I happened to turn on the TV earlier today and caught a program on SBS about Australian casualties in World War I. Until then the most I'd done on ANZAC day was eat some Anzac biscuits. Anyway I has only half listening when I heard about three brothers who were all killed at the front, and their names were Seabrook. I phoned my mum to let her know to watch SBS at 5:30pm. Then I listed and watched for more detail. It seems the brothers were George, Theodore and Kenneth and their mother was called Fanny.
Now mum didn't know if they were related or not. My maternal grandfather was Ronald Seabrook who was a Royal Marines in WWI, and didn't come to Australia (from Wales) until after the war. My paternal grandfather F.W. Dunning fought in Flanders. My father Frank William Dunning fought in New Britain during World War II. My brother Mark didn't fight, but was in the RAEME in the 70s, so each generation had someone in service. It's doubtful that such will continue on my branch of the family, as only my brothers have children and I have one niece from each.

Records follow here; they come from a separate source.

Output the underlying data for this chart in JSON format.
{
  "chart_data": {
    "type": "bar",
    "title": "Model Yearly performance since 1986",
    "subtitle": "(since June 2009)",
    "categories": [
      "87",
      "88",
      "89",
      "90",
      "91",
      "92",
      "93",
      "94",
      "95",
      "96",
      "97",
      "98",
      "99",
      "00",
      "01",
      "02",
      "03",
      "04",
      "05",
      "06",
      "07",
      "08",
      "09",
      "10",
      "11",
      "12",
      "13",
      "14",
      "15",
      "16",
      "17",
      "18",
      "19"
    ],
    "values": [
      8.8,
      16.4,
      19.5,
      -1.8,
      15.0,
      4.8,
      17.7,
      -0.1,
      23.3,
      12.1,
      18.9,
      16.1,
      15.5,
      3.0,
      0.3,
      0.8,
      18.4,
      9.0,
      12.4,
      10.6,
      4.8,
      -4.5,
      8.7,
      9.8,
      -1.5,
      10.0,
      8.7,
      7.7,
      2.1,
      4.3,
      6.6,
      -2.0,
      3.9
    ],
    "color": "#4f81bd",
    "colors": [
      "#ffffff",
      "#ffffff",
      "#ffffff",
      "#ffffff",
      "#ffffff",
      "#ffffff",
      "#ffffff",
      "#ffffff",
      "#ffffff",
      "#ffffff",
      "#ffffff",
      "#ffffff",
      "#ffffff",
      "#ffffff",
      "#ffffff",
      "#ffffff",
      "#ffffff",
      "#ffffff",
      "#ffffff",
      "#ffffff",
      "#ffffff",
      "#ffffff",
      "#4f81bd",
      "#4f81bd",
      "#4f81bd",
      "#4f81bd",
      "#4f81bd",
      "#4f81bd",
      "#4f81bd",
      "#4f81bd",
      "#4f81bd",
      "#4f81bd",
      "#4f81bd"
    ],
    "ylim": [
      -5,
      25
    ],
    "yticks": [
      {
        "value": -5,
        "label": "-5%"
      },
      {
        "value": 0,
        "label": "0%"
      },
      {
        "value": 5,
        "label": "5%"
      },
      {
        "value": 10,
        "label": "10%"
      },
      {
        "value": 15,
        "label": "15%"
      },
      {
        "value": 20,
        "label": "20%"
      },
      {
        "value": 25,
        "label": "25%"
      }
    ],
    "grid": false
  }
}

I think that as time goes on, wars still come and go, though not quite the same as they have in the past. It's not that wars never decide or change things - they do - but that the main thing they decide is who dies. World War I used to be called "the War to End wars" but in retrospect that seems like so much hype doesn't it? World War II seems to have been that last "moral war" - one in which the infamy of the losing side can be clearly demonstrated. However the winners tend to write histories and what often gets overlooked are events perpetrated by the victors that rival the opposition, like the bombing of Dresden and Tokyo, each of which killed thousands of civilians in a deliberately bloody manner. I heard the opinion recently that it wasn't the dropping of the A Bombs on Japan that forced its government to surrender (they were quite prepared to have the civilians fight to the death) - it was the U.S.S.R.'s invasion of Manchuria instead. That being the case, the flattening of Nagasaki and Hiroshima seem the most horrid extravaganzas of death.
Since World War II things have been murkier. It's hard to justify the
wars in Vietnam and Iraq but they happen anyway. And Australia, as usual, sends its expeditionary forces like we always have. See here's the paradox of the whole thing. The armed forces we send do their jobs generally in an honourable and competent way. ANZAC day is nominally to remember both living and dead veterans. But the Gallipoli campaign (where the allied forces of France, England, New Zealand and Australia ultimately failed in their objectives) is also hailed as "the birth of the nation". Sure, we federated on the first day of the 20th century, but it seems that's only worth something when we send our young off to die in someone else's war. And yet oddly enough it's also a significant event in Turkey as well - it made Kemal Atatürk a hero who went on to found modern Turkey. It really was the birth of a nation, just not ours.
When mum was cleaning out dad's shed after his death, she found his old campaign and service medals. Dad sometimes watched the parades on TV but so far as I know he never marched, and never talked about the war. He turned his back on those experiences, preferring to leave them in the past than relive them. It's a pity that as a species we can't do the same.